BOSTON (CN) — Striking at the state of scientific integrity in Trump’s EPA, the First Circuit revived a lawsuit Monday that says the administration tripled the number of industry affiliates on at least one advisory committee meant to be unbiased.

The Environmental Protection Agency made the shift one year into Trump’s presidency, issuing a directive that said no recipient of agency grant dollars could serve on any of its 22 scientific advisory committees.

Environmental Protection Agency Administrator Andrew Wheeler walks from Air Force One at Andrews Air Force Base, Md., on Oct. 23, 2019. (AP Photo/Kevin Wolf)

Scientists funded by private interests were not subject to any bar, however, and the Union of Concerned Scientists alleged in an ensuing complaint that the EPA had disqualified some 8,000 of America’s leading academic and nonprofit researchers from advisory roles.

Another plaintiff in the case, University of Washington researcher Elizabeth Anne Sheppard, noted that she had to give up her share of a $3 million air pollution grant to keep her committee post.

Decrying the move as a naked attempt by the Trump administration to remove independent scientific voices and increase the influence of business interests, the researchers filed suit under the Federal Advisory Committee Act.
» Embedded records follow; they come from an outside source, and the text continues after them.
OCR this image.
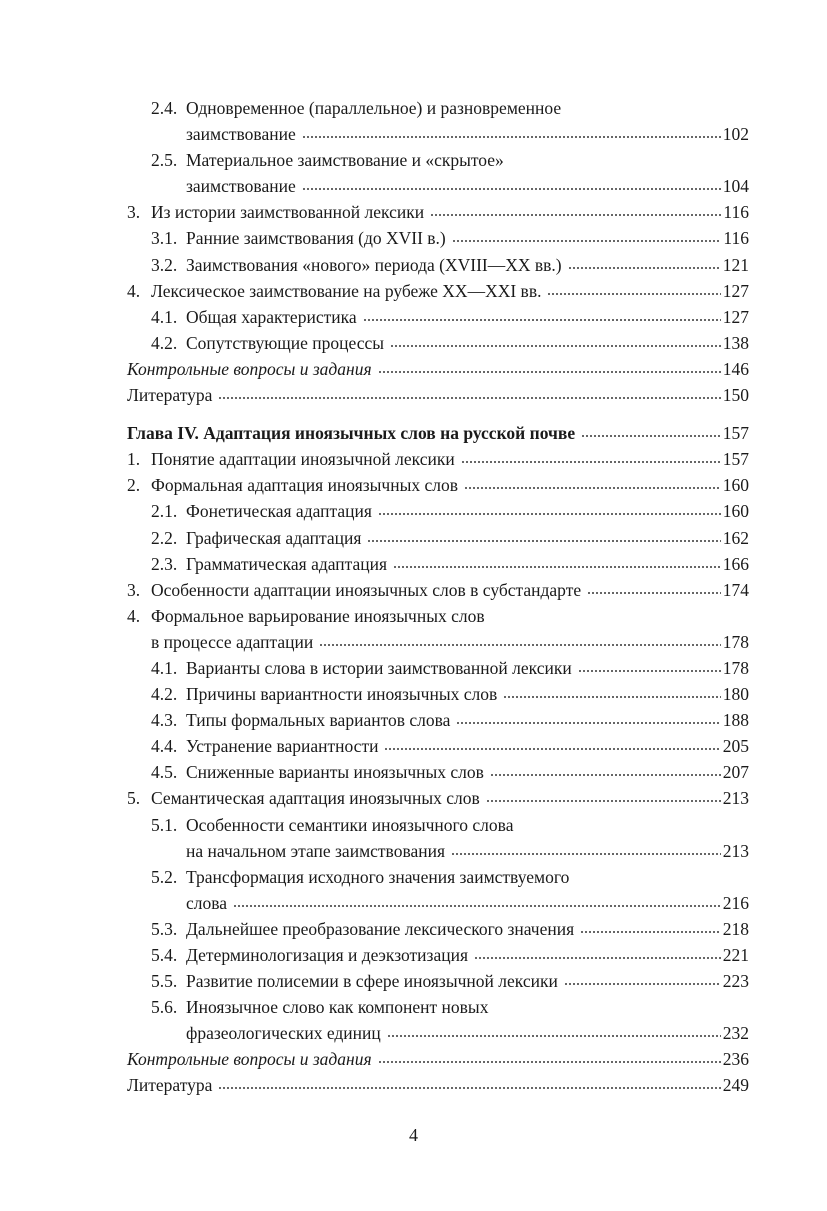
2.4. Одновременное (параллельное) и разновременное
заимствование	102
2.5. Материальное заимствование и «скрытое»
заимствование	104
3. Из истории заимствованной лексики	116
3.1. Ранние заимствования (до XVII в.)	116
3.2. Заимствования «нового» периода (XVIII—XX вв.)	121
4. Лексическое заимствование на рубеже XX—XXI вв.	127
4.1. Общая характеристика	127
4.2. Сопутствующие процессы	138
Контрольные вопросы и задания	146
Литература	150
Глава IV. Адаптация иноязычных слов на русской почве	157
1. Понятие адаптации иноязычной лексики	157
2. Формальная адаптация иноязычных слов	160
2.1. Фонетическая адаптация	160
2.2. Графическая адаптация	162
2.3. Грамматическая адаптация	166
3. Особенности адаптации иноязычных слов в субстандарте	174
4. Формальное варьирование иноязычных слов
в процессе адаптации	178
4.1. Варианты слова в истории заимствованной лексики	178
4.2. Причины вариантности иноязычных слов	180
4.3. Типы формальных вариантов слова	188
4.4. Устранение вариантности	205
4.5. Сниженные варианты иноязычных слов	207
5. Семантическая адаптация иноязычных слов	213
5.1. Особенности семантики иноязычного слова
на начальном этапе заимствования	213
5.2. Трансформация исходного значения заимствуемого
слова	216
5.3. Дальнейшее преобразование лексического значения	218
5.4. Детерминологизация и деэкзотизация	221
5.5. Развитие полисемии в сфере иноязычной лексики	223
5.6. Иноязычное слово как компонент новых
фразеологических единиц	232
Контрольные вопросы и задания	236
Литература	249
4
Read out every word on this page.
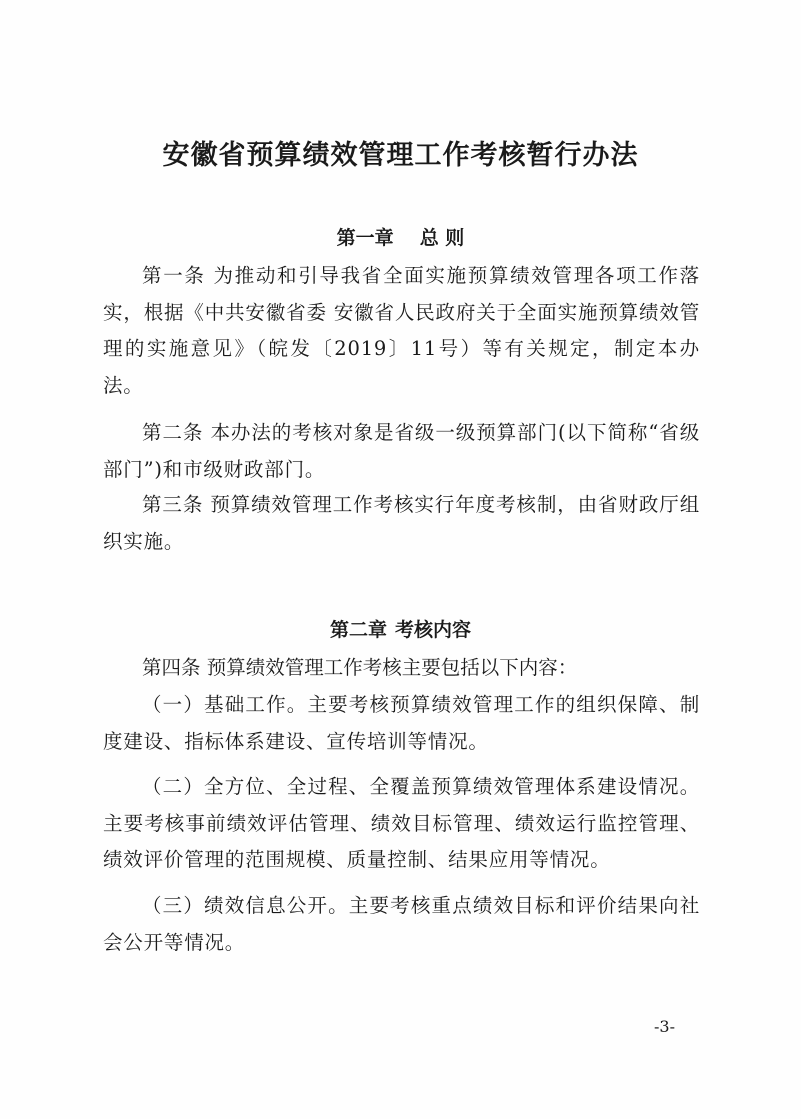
安徽省预算绩效管理工作考核暂行办法
第一章 总 则
第一条 为推动和引导我省全面实施预算绩效管理各项工作落实，根据《中共安徽省委 安徽省人民政府关于全面实施预算绩效管理的实施意见》（皖发〔2019〕11号）等有关规定，制定本办法。
第二条 本办法的考核对象是省级一级预算部门(以下简称“省级部门”)和市级财政部门。
第三条 预算绩效管理工作考核实行年度考核制，由省财政厅组织实施。
第二章 考核内容
第四条 预算绩效管理工作考核主要包括以下内容：
（一）基础工作。主要考核预算绩效管理工作的组织保障、制度建设、指标体系建设、宣传培训等情况。
（二）全方位、全过程、全覆盖预算绩效管理体系建设情况。主要考核事前绩效评估管理、绩效目标管理、绩效运行监控管理、绩效评价管理的范围规模、质量控制、结果应用等情况。
（三）绩效信息公开。主要考核重点绩效目标和评价结果向社会公开等情况。
-3-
Passed in 1972 after Congress learned that another federal agency was getting input solely from large corporations, the law requires that advisory committees be “fairly balanced in terms of the points of view represented” and “not be inappropriately influenced by … special interests.”

The EPA initially got the case dismissed, arguing that it has broad discretion to choose who serves on its committees and that a judge has no right to second-guess its decisions.

This decision fell into doubt three months later, however, when the U.S. Supreme Court backed the right of states suing over a citizenship question that the Trump’s commerce secretary had foisted into the 2020 U.S. Census. The Supreme Court emphasized that the range of situations in which a federal agency can exercise its judgment without any type of review by the courts is “quite narrow.”

Relying on that precedent, the First Circuit reversed Monday.

“The concepts of fairness, balance, and influence are not foreign to courts, and we are certainly capable of reviewing agency actions with reference to those concepts,” U.S. Circuit Judge William Kayatta wrote for a unanimous three-judge panel.

On remand, Kayatta said the lower court should test the merits of whether the EPA’s directive left its advisory committees “fairly balanced” or “inappropriately influenced” by special interests.

“FACA clearly requires agency heads at least to consider whether new restraints on committee membership might inappropriately enhance special interest influence and to eschew such restraints when they do so,” the Obama-appointed Kayatta continued.

Though the scientists wanted the EPA rule struck down as arbitrary and capricious, the Boston-based appeals court would not go that far.

Kayatta did make a note, however, of the EPA’s conspicuous decision to restrict grant-holding scientists at state universities but not scientists who work in other parts of state government.

U.S. Circuit Judge Sandra Lynch had yelled at EPA lawyer Jeffrey Eric Sandberg at oral argument in December when he hesitated to acknowledge that there was nothing in the record justifying this distinction.

“Answer the question!” the Clinton-appointed Lynch had fumed.

The EPA distributes some $4 billion in annual grants and says the challenged restriction was intended to prevent conflicts of interest.

U.S. Circuit Judge Juan Torruella, a Reagan appointee, rounded out the panel.